Se amaron. A su manera, se amaron, aunque alguien podría preguntar si el triunfo consiste en la persistencia de los años, ganarle la partida al tiempo, solamente transcurrir. Ella se volvió devota del esposo y del hijo y les regaló las horas más preciosas con un amor absoluto que buscaba consagrarse en el cumplimiento riguroso de las costumbres. Estaba orgullosa de servir las comidas a horas fijas, del punto exacto de la pasta o de la forma en que salaba la carne con una precisión casi matemática; de que Nando hubiera tenido su primera caída a los cinco años y de que creciera sin un solo moretón en las piernas; de los cuellos almidonados y de los puños de nieve, de la línea perfecta de los pantalones y del resplandor de la platería.
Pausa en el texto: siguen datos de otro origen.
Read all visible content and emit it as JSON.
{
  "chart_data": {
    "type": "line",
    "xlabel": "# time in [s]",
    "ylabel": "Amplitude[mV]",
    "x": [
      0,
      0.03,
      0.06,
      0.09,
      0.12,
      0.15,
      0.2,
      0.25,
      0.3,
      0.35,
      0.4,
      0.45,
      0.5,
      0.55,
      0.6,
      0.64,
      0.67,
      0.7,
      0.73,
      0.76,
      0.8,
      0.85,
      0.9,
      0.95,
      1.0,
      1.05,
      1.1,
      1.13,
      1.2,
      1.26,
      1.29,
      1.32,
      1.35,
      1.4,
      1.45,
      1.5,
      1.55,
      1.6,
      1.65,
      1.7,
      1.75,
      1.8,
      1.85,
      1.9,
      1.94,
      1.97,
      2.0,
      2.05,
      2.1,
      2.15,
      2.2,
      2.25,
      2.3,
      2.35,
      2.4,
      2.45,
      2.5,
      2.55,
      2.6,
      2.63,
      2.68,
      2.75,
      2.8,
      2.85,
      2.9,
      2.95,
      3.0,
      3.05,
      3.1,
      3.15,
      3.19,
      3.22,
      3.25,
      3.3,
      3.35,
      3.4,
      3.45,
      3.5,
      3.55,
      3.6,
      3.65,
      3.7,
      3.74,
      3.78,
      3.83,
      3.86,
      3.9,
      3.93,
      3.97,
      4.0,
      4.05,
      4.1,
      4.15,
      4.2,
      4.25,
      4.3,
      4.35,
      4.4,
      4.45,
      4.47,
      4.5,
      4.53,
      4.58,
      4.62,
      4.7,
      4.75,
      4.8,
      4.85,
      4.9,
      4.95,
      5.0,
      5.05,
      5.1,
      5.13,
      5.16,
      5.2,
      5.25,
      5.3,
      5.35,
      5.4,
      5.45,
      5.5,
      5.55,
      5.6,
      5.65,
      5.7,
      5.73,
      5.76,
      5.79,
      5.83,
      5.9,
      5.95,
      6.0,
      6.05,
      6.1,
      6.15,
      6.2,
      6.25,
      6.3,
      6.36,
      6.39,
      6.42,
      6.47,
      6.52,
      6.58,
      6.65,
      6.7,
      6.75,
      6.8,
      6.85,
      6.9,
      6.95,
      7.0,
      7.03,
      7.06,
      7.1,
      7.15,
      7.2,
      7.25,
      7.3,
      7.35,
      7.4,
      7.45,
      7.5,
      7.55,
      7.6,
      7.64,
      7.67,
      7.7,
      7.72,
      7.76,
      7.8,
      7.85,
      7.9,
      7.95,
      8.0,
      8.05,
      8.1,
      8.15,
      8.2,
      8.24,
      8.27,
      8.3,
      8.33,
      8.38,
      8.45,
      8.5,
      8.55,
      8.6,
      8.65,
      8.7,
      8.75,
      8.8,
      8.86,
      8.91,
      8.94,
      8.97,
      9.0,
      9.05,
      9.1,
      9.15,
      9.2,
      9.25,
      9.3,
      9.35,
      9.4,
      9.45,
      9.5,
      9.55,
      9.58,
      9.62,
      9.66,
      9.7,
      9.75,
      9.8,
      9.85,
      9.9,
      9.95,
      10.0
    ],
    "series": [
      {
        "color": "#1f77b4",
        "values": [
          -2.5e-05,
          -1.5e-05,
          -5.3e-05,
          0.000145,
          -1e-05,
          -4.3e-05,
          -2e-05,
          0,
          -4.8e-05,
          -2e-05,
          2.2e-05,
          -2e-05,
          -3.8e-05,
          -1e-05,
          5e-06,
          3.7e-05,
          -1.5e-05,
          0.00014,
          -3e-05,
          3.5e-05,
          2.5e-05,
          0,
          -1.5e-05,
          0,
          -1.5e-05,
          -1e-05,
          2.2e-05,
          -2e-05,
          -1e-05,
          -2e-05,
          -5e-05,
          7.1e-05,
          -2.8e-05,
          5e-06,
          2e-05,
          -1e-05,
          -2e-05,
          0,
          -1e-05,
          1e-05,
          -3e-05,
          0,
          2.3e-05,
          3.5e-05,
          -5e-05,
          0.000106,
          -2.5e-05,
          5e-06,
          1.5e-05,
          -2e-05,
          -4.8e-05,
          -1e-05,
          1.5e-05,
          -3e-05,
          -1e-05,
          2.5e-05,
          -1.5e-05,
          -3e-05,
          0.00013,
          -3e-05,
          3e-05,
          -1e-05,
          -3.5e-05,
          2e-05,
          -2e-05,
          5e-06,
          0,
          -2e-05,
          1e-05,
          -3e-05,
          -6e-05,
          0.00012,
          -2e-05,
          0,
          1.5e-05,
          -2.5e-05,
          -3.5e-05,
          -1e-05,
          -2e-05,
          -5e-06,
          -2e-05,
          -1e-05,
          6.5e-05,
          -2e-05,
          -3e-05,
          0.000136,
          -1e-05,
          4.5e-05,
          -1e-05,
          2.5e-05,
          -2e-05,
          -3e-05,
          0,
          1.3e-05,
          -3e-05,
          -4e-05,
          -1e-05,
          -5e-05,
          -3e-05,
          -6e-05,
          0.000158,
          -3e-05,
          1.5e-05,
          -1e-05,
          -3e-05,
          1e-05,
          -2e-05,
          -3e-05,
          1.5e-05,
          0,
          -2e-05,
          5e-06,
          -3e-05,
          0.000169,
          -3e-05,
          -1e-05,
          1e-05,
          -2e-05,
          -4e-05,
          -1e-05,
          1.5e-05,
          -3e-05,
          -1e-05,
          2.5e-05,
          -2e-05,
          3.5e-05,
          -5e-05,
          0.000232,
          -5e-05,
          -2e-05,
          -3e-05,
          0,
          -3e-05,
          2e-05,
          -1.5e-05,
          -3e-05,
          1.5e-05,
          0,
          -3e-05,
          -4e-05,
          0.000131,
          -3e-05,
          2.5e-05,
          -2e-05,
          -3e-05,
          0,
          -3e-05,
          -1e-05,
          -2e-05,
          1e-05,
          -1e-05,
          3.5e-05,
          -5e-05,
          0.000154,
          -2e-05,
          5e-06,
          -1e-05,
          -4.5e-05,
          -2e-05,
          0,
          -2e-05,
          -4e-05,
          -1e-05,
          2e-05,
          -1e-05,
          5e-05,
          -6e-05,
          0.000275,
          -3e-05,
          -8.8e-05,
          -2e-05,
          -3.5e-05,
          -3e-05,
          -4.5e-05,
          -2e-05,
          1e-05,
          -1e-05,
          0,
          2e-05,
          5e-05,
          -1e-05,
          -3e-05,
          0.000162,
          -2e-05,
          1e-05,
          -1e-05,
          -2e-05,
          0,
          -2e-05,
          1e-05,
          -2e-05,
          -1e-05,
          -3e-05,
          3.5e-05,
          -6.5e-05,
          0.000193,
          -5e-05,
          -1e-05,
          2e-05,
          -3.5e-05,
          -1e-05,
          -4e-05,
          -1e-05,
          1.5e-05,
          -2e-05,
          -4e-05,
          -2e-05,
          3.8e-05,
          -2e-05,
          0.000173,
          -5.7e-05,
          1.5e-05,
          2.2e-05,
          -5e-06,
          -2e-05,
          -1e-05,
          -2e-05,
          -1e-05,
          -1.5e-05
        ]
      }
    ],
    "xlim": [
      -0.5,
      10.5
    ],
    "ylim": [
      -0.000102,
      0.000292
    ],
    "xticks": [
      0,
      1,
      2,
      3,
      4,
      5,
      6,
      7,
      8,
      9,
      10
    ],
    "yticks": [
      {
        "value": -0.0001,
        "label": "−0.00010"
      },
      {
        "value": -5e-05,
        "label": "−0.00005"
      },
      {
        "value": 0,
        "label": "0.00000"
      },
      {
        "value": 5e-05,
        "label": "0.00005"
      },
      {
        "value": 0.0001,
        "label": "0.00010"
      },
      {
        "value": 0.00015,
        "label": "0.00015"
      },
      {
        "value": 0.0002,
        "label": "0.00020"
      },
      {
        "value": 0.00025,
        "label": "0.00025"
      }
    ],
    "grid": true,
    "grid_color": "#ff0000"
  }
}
Jamás salía sin su marido y él nunca había faltado a dormir. A veces, se veía envejecer en el espejo y tenía una extraña sensación de incomodidad, pero la espantaba buscando alguna tarea pendiente antes de que los hombres volvieran.
Florencio tenía una pequeña imprenta en el sótano umbrío de una casona que amenazaba con desmoronarse en cualquier momento. Su único alivio durante las largas jornadas era la promesa de una cena caliente, la cama blanda y la certeza de que allá, en su reino, todo estaría pronto para cuando él llegara. Así se les fueron los años sin otra preocupación que el fantasma de la frágil salud de Mariana. En el refugio de la rutina encontraron el mejor remedio, y se dedicaron a construir con paciencia un ritual de seguridades que los hacía sentir a salvo. El menor cambio alentaba en algún rincón de las almas un pánico supremo a la muerte que acababa siendo el triste fundamento sobre el que transitaban sus días.
Marcos era el preferido de la abuela, Nana, como la había bautizado a media lengua. El nombre se le había pegado con tanta firmeza que los conocidos de los últimos tiempos no sabían que Mariana y Nana eran la misma persona. Habían desarrollado una complicidad cargada de la ternura nunca volcada en los nueve hijos que ella se empecinaba en nombrar como si alguna vez hubieran nacido. Los llamaba en un estricto orden, sin equivocarse, y llegaba en su extremo a atribuirles personalidades definidas. Estaba convencida de que Dios los tenía en un limbo, preservados de todo mal y que eran, los nueve, ni uno más ni uno menos, angelitos encargados de velar desde arriba, demasiado buenos para este mundo.